16.09.2012: Transformations of the ligated parts are done. Successful ones are left for ONC.

17.09.2012: Morning, plasmid isolation of the parts were done, nonodrop measurements are handled and run in the gel.

19.09.2012: Lab is cleaned, with team workers meetings are done. Wiki works getting more and more hard, nearly all files are uploaded into the IGEMs official side.

20.09.2012: New competent cells are prepared. Furthermore, we decided to get together of the videos that we shoot just for fun. Oguz put the video together and while he was woking and hungering there, we forgot about him and ate some delicious pizza! Yeah!

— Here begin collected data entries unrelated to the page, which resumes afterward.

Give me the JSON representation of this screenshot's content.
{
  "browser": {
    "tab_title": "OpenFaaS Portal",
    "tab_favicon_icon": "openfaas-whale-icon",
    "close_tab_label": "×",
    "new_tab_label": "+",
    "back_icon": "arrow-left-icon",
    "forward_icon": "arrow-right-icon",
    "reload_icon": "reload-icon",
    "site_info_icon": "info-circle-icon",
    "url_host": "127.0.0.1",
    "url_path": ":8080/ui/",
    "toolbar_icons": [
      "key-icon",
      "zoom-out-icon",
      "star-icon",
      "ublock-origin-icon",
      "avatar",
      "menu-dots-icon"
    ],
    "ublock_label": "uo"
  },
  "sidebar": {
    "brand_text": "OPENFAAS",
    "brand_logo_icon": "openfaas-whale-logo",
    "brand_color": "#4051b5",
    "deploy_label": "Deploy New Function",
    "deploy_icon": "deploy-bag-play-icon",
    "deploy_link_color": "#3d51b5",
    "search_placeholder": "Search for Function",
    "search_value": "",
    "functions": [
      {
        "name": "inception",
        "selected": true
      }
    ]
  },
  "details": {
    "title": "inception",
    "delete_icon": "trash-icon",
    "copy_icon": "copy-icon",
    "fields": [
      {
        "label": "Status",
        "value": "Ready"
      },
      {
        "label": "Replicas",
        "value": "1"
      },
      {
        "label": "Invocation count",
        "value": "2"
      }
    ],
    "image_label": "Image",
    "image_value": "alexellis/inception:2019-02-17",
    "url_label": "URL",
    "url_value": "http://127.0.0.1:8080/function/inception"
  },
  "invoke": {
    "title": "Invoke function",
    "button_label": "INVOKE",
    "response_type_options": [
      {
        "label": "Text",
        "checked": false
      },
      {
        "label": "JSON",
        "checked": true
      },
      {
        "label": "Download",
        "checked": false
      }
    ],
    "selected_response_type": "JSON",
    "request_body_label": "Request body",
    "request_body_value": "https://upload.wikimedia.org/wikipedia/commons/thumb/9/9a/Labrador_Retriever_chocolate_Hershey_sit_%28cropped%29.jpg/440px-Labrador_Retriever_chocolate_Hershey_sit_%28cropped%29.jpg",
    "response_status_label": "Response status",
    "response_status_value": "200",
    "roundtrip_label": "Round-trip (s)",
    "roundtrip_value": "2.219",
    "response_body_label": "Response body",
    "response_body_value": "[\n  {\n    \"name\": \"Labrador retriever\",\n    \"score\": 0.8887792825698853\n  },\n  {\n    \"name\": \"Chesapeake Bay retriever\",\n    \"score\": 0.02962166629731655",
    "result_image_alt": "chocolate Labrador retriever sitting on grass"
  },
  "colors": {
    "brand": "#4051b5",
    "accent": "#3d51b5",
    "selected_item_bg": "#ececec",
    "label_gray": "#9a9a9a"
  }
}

21.09.2012: We started to get very good feedbacks about our video. Moreover, some transformations are done. Ligations are done also. Hey, today is Oguz`s and Özge`s birtday! Let`s go out, ... Wait! We can`t. Too much stuff to do... ********!!!!!

22.09.2012: Ligated parts were transformed. Yesterdays transformants made ONC. By the way, wiki works getting more and more hard. Wiki page however, nearly ready!

23.09.2012: Plasmid isolation of the parts are done. Some ready parts had gone to PCR checking up. For this we again made Emre to preapare gel:)

24.09.2012: Again, ligation of the parts were done. Transformations are prepared. ONC of the ready plates were prepared. From the parts are going it seems that the parts won`t be ready to submit :( One of the parts seems ready and we think characterization of CODH can be done at least.